Tuesday, June 27, 2017

Obscure 2011 Law Creates Hurdle for Undermanned Trump Team

The Trump administration, eager to shred Obama-era priorities such as combating climate change, still has to comply with a 2011 law requiring it to weave its agenda into government operations. (Credit: Sean Hayford Oleary/Flickr) Click to Enlarge.
U.S. EPA Administrator Scott Pruitt may doubt the urgency of addressing climate change, but a key planning document on his agency's website proclaims otherwise.

"Climate change poses risks to human health, the environment, cultural resources, the economy and quality of life," says EPA's 2014-2018 strategic plan, which touts Obama administration initiatives like the Clean Power Plan that Pruitt wants to unplug.

A similar mismatch is on display at the Energy Department, whose long-term strategy — adorned with a photo of former Secretary Ernest Moniz — pledges to support "international efforts to achieve significant global greenhouse gas emission reductions" even as President Trump vows to pull out of the Paris Agreement.

And the Interior Department's plan sets a goal to "understand, communicate and respond to the diversity of impacts associated with climate change across the various landscapes of the United States."
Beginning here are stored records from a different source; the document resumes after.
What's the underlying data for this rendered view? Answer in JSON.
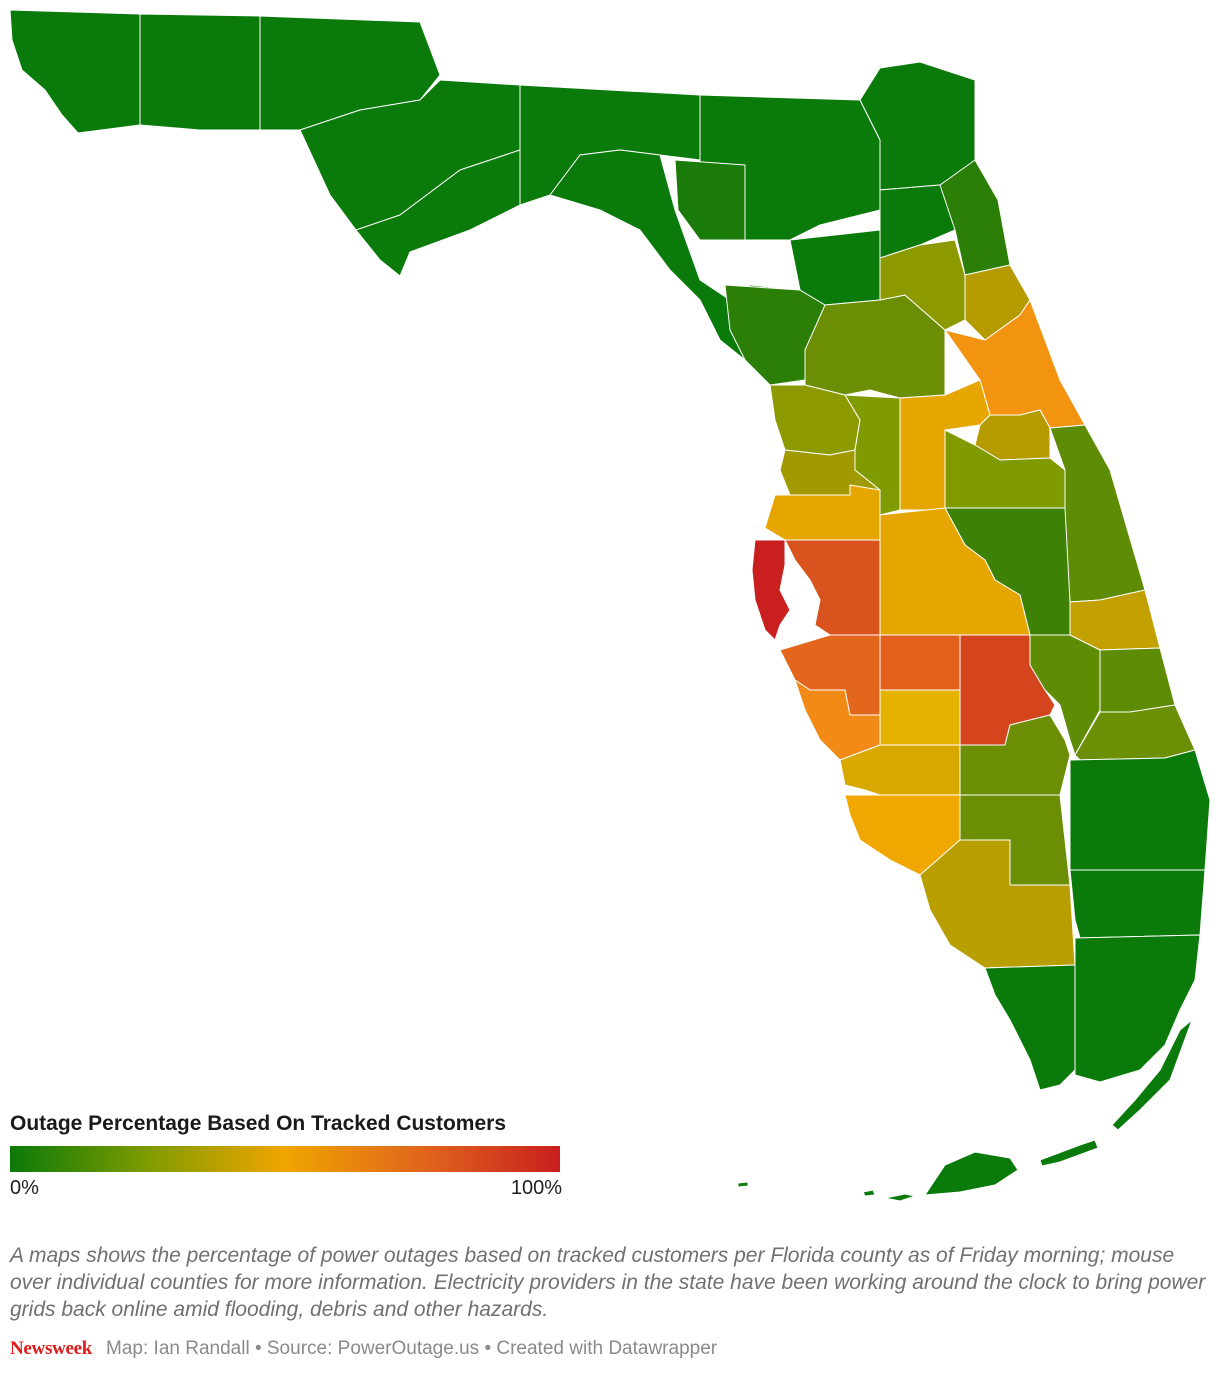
{
  "legend": {
    "title": "Outage Percentage Based On Tracked Customers",
    "min_label": "0%",
    "max_label": "100%",
    "scale_colors": [
      "#0a7a0a",
      "#7f9b00",
      "#f0a500",
      "#e0661c",
      "#c91f1f"
    ]
  },
  "caption": "A maps shows the percentage of power outages based on tracked customers per Florida county as of Friday morning; mouse over individual counties for more information. Electricity providers in the state have been working around the clock to bring power grids back online amid flooding, debris and other hazards.",
  "footer": {
    "brand": "Newsweek",
    "credits": "Map: Ian Randall • Source: PowerOutage.us • Created with Datawrapper"
  },
  "map": {
    "region": "Florida counties",
    "colors": {
      "none": "#0a7a0a",
      "low": "#4f8c05",
      "low_mid": "#8c9a00",
      "mid": "#bba000",
      "mid_high": "#e6a600",
      "high": "#f29410",
      "very_high": "#e2601c",
      "severe": "#d4451e",
      "extreme": "#c91f1f"
    }
  }
}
Five months after Trump was sworn in, the disconnect testifies to the flip side of the White House's eagerness to shred President Obama's record on environmental and energy policy: a still-to-be-fulfilled legal requirement to come up with a detailed agenda of its own.

Under a 2011 law, the administration is supposed to update long-term strategies for EPA and other agencies by early next year.  The task, which could force Trump appointees to flesh out their vision for government, promises to be daunting.

While lawmakers wanted to give incoming presidents a chance to set their own priorities, "I'm not sure this dramatic a change was anticipated," said Robert Shea, who oversaw efforts to sharpen government performance during George W. Bush's administration and is now a principal at consulting firm Grant Thornton LLP, which works with agencies on meeting the law's requirements.

Under Obama, for example, cutting greenhouse gas emissions wasn't just a job for EPA, it was a governmentwide priority that summoned federal agencies to boost reliance on renewable electricity sources to 20 percent of consumption by 2020.  By contrast, Trump's DOE secretary, Rick Perry, has suggested that wind and solar power could be a threat to national security.